The door opened behind me. It was Paul Doherty, stubbing out a cigarette. The burglary had obviously induced his emergency smoking again.
“I’m here to give you that statement,” he said.
“Andy, can you?” Molloy nodded at McFadden.
“Sorry to hear about the break-in, Paul,” I said.
“Thanks. Could have done without it, that’s for sure.”
I looked at Molloy. “Could I have a quick chat with you?” I asked.
“Fine.”
I followed him into the interview room. He shut the door behind us.
“Any idea yet why Danny Devitt’s DNA was on the blanket?”
He crossed his arms. “Well, we’ve searched his cottage and it appears both the blanket and pillow came from there. So it does look as though he was the one who wrapped the bones.”
“Right.” I took a few seconds to digest this. “So where did the bones come from? Do you still think they were moved into the crypt from somewhere else?”
&n
bsp; “We’re not sure,” Molloy said slowly.
“What about the soil samples?”
“They match the soil in the old graveyard, which is no indicator of anything,” he said. “The traces were minimal and soil is pretty similar throughout this area.”
“What about the disturbed soil in the graveyard? Under the trees?”
Molloy raised his eyebrows.
“Andy told me. Could they have come from there? A shallow grave?”
Molloy didn’t reply. Was I imagining it, or was he avoiding my gaze?
“Could Danny have dug them up and moved them into the crypt?” I asked.
Molloy shook his head. “Unlikely. The bones were fairly fragile. It’s not as if they would have held together.”
“I don’t know if it’s relevant, but he had some knowledge of anatomy, I think. Animals, anyway. He was a bit of an unqualified vet.”
“So I believe. To be honest, even wrapping the bones in the blanket would have been difficult. The pathologist believes that was done relatively recently. Moving a skeleton and having the bones remain intact would have been virtually impossible.”
It was a macabre image: Danny Devitt in a darkened crypt beneath a deserted church, carefully wrapping a human skeleton in a blanket and placing a pillow beneath the skull. Maybe with his dog in tow. A picture of Fred running away with one of the bones in his mouth crept into my head. I chased it away.
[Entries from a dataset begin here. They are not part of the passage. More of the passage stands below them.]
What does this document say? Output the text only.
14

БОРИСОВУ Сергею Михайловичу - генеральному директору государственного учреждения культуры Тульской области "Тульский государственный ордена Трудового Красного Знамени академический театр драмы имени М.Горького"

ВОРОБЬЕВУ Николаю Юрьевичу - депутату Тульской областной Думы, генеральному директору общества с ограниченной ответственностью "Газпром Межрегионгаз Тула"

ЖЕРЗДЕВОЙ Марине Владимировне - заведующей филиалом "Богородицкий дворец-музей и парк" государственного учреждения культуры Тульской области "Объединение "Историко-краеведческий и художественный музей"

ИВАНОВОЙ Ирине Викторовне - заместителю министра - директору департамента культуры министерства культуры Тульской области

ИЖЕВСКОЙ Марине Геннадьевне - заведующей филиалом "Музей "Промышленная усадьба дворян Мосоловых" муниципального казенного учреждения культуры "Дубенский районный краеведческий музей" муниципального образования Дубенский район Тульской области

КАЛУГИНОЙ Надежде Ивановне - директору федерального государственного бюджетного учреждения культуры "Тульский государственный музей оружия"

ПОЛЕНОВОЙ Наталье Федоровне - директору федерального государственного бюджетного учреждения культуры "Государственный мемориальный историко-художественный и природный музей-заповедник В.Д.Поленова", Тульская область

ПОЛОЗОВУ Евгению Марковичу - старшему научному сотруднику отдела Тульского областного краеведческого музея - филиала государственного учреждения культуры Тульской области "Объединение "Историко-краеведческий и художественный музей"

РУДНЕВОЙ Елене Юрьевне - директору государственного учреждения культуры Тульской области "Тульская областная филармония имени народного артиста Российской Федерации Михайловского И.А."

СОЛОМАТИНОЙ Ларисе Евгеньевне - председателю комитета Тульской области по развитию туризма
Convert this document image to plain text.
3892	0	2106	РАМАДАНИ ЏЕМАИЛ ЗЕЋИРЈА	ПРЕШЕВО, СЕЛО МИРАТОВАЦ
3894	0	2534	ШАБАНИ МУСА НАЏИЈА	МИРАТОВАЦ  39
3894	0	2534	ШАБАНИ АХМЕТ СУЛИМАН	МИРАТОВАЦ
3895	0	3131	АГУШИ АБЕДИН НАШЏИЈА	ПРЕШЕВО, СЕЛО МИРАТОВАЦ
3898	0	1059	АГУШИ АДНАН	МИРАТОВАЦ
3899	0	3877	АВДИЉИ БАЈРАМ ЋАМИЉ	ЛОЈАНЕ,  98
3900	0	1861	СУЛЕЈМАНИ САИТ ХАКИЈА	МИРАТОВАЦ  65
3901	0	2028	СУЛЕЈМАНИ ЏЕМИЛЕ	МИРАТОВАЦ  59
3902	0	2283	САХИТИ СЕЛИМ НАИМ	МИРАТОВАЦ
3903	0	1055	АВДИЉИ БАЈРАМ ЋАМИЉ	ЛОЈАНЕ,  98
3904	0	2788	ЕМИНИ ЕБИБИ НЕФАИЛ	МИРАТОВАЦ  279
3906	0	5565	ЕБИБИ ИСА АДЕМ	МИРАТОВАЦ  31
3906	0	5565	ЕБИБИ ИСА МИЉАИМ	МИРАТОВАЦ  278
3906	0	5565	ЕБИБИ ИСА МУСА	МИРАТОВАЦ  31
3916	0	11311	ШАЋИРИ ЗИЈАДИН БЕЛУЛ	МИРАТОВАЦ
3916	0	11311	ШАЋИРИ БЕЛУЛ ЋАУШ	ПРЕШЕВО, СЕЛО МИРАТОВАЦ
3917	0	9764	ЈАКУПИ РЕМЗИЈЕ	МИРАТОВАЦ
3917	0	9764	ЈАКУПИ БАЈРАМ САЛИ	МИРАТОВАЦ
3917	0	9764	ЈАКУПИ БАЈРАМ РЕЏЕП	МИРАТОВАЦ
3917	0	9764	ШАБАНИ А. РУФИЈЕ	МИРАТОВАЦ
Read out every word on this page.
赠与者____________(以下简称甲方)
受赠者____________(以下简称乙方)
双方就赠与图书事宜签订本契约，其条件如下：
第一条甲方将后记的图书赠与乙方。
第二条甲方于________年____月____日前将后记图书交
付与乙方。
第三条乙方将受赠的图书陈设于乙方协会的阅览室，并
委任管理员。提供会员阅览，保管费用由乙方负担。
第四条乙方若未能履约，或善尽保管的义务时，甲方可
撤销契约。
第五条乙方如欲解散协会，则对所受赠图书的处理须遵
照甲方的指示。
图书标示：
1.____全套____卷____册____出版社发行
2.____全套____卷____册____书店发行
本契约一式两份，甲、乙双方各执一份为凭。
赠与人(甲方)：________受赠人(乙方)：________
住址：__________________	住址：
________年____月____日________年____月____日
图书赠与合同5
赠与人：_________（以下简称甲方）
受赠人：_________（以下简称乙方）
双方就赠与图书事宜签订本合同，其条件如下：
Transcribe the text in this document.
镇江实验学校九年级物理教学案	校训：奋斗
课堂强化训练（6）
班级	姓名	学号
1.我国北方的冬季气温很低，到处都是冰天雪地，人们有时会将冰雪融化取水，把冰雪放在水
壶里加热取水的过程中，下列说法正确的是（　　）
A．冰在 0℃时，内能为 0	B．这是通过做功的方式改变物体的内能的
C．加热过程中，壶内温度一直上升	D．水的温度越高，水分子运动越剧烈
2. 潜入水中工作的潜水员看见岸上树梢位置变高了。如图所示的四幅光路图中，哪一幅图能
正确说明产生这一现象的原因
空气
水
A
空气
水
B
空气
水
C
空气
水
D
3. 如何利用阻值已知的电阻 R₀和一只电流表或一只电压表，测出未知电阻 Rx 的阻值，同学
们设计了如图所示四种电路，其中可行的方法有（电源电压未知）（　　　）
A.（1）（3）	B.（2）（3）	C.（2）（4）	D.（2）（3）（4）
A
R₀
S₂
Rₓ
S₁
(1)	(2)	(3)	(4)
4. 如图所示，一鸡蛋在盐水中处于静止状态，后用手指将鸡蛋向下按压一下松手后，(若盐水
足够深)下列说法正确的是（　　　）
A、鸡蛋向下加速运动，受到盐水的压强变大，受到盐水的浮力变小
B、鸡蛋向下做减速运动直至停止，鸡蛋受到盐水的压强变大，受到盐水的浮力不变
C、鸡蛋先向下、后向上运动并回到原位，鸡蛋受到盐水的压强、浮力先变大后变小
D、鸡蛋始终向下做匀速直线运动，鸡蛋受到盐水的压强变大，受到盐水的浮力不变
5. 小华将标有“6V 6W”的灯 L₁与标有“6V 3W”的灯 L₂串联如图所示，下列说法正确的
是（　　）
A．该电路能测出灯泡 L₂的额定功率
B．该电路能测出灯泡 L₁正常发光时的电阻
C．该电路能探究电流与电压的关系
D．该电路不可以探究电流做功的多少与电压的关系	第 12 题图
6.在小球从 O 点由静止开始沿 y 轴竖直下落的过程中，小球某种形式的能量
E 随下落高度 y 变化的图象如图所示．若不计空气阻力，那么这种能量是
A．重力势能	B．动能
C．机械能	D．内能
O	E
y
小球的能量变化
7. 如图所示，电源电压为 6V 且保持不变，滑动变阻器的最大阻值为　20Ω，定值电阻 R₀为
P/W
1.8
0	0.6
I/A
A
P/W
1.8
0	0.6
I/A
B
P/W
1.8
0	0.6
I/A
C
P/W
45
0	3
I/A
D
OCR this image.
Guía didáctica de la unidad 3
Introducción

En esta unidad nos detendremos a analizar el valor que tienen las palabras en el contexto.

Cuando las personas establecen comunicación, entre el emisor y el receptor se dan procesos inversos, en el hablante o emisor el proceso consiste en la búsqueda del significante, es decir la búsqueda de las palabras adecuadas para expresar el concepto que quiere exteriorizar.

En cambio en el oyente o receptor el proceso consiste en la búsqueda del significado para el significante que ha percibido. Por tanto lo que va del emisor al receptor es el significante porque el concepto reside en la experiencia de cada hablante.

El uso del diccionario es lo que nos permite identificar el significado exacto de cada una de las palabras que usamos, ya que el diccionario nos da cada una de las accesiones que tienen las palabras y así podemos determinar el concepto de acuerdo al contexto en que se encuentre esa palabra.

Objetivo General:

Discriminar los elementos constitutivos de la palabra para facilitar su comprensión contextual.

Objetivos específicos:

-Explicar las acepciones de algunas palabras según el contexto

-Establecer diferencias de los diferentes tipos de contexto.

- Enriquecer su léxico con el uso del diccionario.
“Why on earth would he do something like that?”
“God knows.”
“And why were the bones there in the first place?” I said again. “I just can’t imagine Danny Devitt killing someone.”
Molloy looked away. There was something he wasn’t telling me, I could sense it. But I knew better than to push him. Molloy was like a set of tangled Christmas tree lights. The harder you tried to find a way in, the more inaccessible he became. I tried a different approach.
“You know I told you that he was anxious to know if the bones had been identified?”
Molloy nodded.
“Something was confusing him. Something didn’t make sense to him. He said he wanted to talk to me about it and then he changed his mind. Then he wanted to talk to you, but he said there was something he needed to do first. I don’t know what that was.”
Molloy scratched his chin thoughtfully.